Under the tentative plan in mind by Delegate Craig Blair, R-Berkeley, it would be two strikes and you’re out.
“It’s pretty simple,” Blair said Monday, when asked why he is pursuing such legislation in West Virginia.
“If you go out here and want a good job, most of the time, we have to sign off and say, ‘Hey, it’s OK, I submit to random drug testing on the job. That’s part of the deal you make whenever you get a job. It’s sort of crazy, in my opinion, and I think in the general public’s opinion, when they’re on the dole with the state, we’re subsidizing their income one way or another, that they don’t have to submit to the same thing.”
Blair wants to compel anyone collecting food stamps, welfare checks or jobless benefits to submit to random testing.

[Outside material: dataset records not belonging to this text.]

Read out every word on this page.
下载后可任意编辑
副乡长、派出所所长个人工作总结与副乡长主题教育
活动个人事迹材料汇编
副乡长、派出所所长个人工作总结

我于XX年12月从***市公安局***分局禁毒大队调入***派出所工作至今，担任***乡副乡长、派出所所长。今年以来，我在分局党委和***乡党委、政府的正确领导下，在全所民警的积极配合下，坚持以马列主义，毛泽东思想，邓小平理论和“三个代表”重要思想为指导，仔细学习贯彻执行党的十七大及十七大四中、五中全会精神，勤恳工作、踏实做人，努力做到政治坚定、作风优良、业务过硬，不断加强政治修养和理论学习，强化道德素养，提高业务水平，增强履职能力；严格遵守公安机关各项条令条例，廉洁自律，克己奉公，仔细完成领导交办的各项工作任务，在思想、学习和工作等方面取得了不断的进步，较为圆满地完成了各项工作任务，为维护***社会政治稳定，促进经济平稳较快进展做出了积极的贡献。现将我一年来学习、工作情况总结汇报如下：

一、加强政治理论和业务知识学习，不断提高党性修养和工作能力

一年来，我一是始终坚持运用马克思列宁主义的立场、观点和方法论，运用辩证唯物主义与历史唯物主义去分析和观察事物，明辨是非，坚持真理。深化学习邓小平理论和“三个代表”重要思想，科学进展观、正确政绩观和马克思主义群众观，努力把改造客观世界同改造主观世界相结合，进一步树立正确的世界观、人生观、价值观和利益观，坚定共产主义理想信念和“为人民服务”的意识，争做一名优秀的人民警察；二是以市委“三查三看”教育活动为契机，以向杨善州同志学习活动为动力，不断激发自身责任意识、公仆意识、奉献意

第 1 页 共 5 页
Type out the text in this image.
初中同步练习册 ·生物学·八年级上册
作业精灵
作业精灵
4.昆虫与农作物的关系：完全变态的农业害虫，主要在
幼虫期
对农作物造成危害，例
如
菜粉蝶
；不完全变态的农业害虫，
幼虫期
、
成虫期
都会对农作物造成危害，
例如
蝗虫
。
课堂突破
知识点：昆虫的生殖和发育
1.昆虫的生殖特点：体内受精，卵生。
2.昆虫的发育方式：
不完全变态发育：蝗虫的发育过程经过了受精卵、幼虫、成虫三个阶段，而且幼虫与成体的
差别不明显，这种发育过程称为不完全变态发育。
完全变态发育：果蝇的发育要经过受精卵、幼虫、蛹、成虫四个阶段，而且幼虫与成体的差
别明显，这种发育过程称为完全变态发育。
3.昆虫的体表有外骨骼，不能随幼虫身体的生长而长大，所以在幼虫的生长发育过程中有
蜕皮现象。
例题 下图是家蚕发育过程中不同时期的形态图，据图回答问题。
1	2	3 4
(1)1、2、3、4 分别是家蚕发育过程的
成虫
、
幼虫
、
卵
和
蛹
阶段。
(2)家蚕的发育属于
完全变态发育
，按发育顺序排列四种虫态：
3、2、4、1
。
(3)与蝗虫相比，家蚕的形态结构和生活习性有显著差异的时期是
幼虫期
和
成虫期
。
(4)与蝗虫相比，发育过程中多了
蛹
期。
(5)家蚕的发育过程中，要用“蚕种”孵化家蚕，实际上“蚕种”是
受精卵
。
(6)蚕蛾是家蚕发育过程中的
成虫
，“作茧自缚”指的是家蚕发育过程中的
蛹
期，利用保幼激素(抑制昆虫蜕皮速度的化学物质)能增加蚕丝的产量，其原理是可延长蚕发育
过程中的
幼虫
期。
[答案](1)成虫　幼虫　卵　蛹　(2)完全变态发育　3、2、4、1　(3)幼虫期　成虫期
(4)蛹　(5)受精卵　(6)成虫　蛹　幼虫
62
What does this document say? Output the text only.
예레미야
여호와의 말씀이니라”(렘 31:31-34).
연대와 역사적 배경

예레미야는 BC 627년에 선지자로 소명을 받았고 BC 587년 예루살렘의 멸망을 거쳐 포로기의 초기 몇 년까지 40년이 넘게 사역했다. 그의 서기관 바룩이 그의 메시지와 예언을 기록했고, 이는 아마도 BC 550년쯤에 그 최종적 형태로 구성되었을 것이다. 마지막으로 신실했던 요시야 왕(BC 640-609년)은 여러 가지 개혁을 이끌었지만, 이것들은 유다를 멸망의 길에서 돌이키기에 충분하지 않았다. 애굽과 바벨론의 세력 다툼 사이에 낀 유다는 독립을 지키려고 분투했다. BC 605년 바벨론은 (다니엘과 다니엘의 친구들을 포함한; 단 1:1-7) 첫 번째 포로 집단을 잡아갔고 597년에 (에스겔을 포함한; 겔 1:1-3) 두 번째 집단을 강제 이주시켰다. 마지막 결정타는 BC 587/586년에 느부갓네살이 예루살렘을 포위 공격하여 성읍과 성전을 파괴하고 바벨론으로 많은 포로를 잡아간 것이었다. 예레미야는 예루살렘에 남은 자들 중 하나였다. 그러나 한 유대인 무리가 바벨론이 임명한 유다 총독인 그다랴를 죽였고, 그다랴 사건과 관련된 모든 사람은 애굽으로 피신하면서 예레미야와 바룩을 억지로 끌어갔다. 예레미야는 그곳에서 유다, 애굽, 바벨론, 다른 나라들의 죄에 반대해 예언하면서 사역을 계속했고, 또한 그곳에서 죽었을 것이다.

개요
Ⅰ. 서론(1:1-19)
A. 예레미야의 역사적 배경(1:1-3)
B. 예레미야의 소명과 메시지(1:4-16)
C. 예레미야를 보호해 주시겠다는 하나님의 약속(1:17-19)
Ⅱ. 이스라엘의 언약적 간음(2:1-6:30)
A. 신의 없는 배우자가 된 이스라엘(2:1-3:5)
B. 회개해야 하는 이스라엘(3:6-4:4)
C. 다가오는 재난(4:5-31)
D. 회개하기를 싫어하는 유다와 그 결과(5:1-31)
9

If the first test proves positive, under his proposal, a second one would be mandatory in two months, allowing the recipient that much time to clean up his act, or face a cutoff of government relief.
“It’s just a common sense approach to this,” he said.
“There have been issues in the past. For instance, in the food stamp program, people would take a $10 stamp, buy a pack of gum, get the rest in cash and buy beer with it.”
That no longer is possible, he acknowledged, but there exists the potential to spend taxpayer dollars to satisfy a drug habit.
“It’s just a natural deterrent, in my opinion, that if you want that assistance program, you’ve got to show that you’re clean,” the legislator said.
“You get two marks, and you get off. You can go into a program that can help you get off the drug and then you test again. So, you would get a two-month grace period from the time that you fail to the time you get cut off financially. But you’ve got to be able to pass in those two months.”
Blair said he must overcome one “obstacle,” a ruling by the 4th U.S. Circuit Court of Appeals, that found this approach a constitutional violation.
“I’m still in the middle of how to get this drafted so I can circumvent this,” he said. “Everybody I’ve talked to loves this idea.”
Not everyone who sent him an e-mail is on board, however.
One person who contacted him said only 2 percent of people on public assistance have a drug problem, but Blair feels the number is far too low, given the substance abuse that is prevalent in the general society.
“I don’t believe the 2 percent number for a minute,” he said.
“You and I know there are more people hooked on drugs in the general population. I’m trying to find a way to get around this court ruling. If I feel I can’t get around it, then it’s just wasting the Legislature’s time.”